Short to Medium-Term Implications
At PlasBit, we aim to provide advanced tools and transparent information to achieve financial freedom, so we must be honest. Will crypto go up if banks fail? Plausibly, in the short or medium term, the answer is no. Cryptocurrency prices will go down because they are currently still highly correlated to the movements of traditional markets and are considered risk assets. Cryptocurrencies would be the first asset to be sold in the event of major bank failures and financial crises because they are currently the riskiest and most volatile asset class. Gold would probably be the asset that would be valued the most in the event of bank failures. Bitcoin has all the characteristics to be a very good competitor to gold in the long run, but at the moment, it is still not considered a safe haven but a risky and volatile asset. Most institutional investors invest in Bitcoin through ETFs, which are mainly hedge funds and do not provide you with the underlying asset. If most people understand the potential and directly own Bitcoin in their personal wallets, it will be considered a safe haven asset, and its price could surge during bank failures.
Long-Term Vision for Bitcoin and Cryptocurrencies
At some point in the future, if education about Bitcoin and cryptocurrencies really succeeds in making people realize the revolutionary potential it holds, then there could be a change.

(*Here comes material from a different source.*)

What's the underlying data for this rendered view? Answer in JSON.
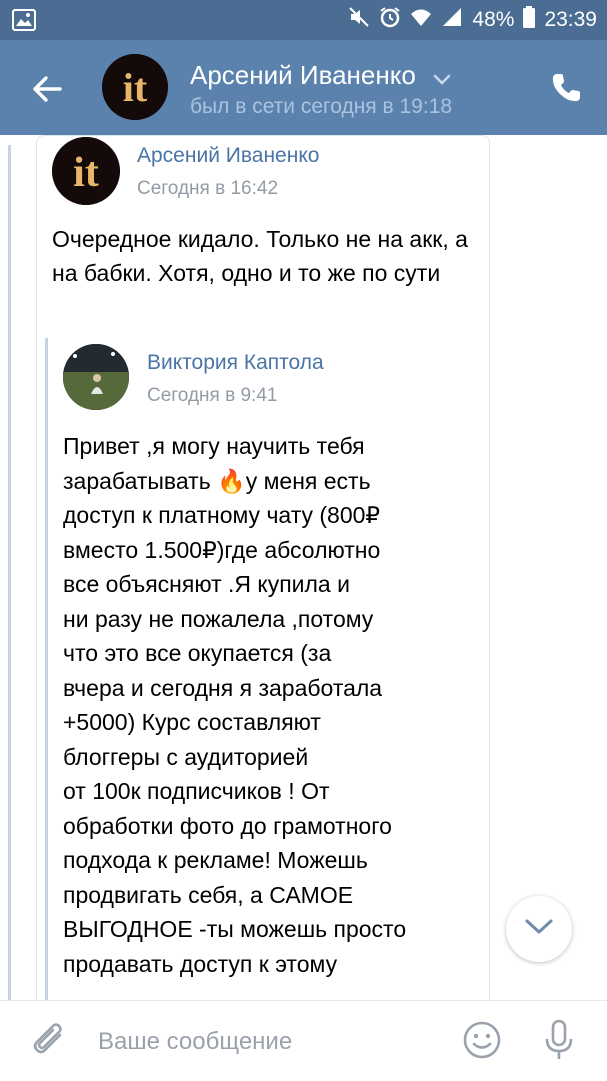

Bitcoin could de-link from the financial markets, and people would prefer to own BTC directly in their wallets instead of investing in it speculatively through ETFs. The challenge is to balance regulation, decentralization, scalability, security, adoption, and education. Nevertheless, Bitcoin's inherent characteristics make it an ideal asset to perform well during bank failures or crises. But not yet.
We can shape a future of decentralization, security, financial autonomy, and freedom. We are pursuing this goal at PlasBit, and if you have read this research, we are already doing it well. We want everyone to have the theoretical and practical tools to become free from a corrupt and compromised traditional economic system and embrace the financial freedom and security offered by cryptocurrencies.
To conclude, Bitcoin's inherent characteristics make it a promising safe haven asset and a potential competitor to gold. Nevertheless, in the short term, will crypto go up if the banks fail? As we have explained, in the short term, Bitcoin and cryptocurrencies' prices would fall because they are still considered risk assets: investors would shift to gold and other commodities. But isn't Bitcoin also a commodity? Technically, yes, which is precisely why its value as a long-term safe-haven asset should not be underestimated. If not in the coming years, then in the coming decades, Bitcoin has all the potential to become a store of value and a world currency.
Why is Bitcoin necessary? Let's make a quick final example. If you had $100 million in Venezuelan currency in 2010, today, it would be worth a little over $1. If you had it in gold, you would have twice as much; if you had it in Bitcoin, you would be one of the richest people in the world. We would like to recommend that you do further analysis and investigation on this topic because you need to be aware of the inherent risks of the current financial system, and you must protect your wealth with sound risk management.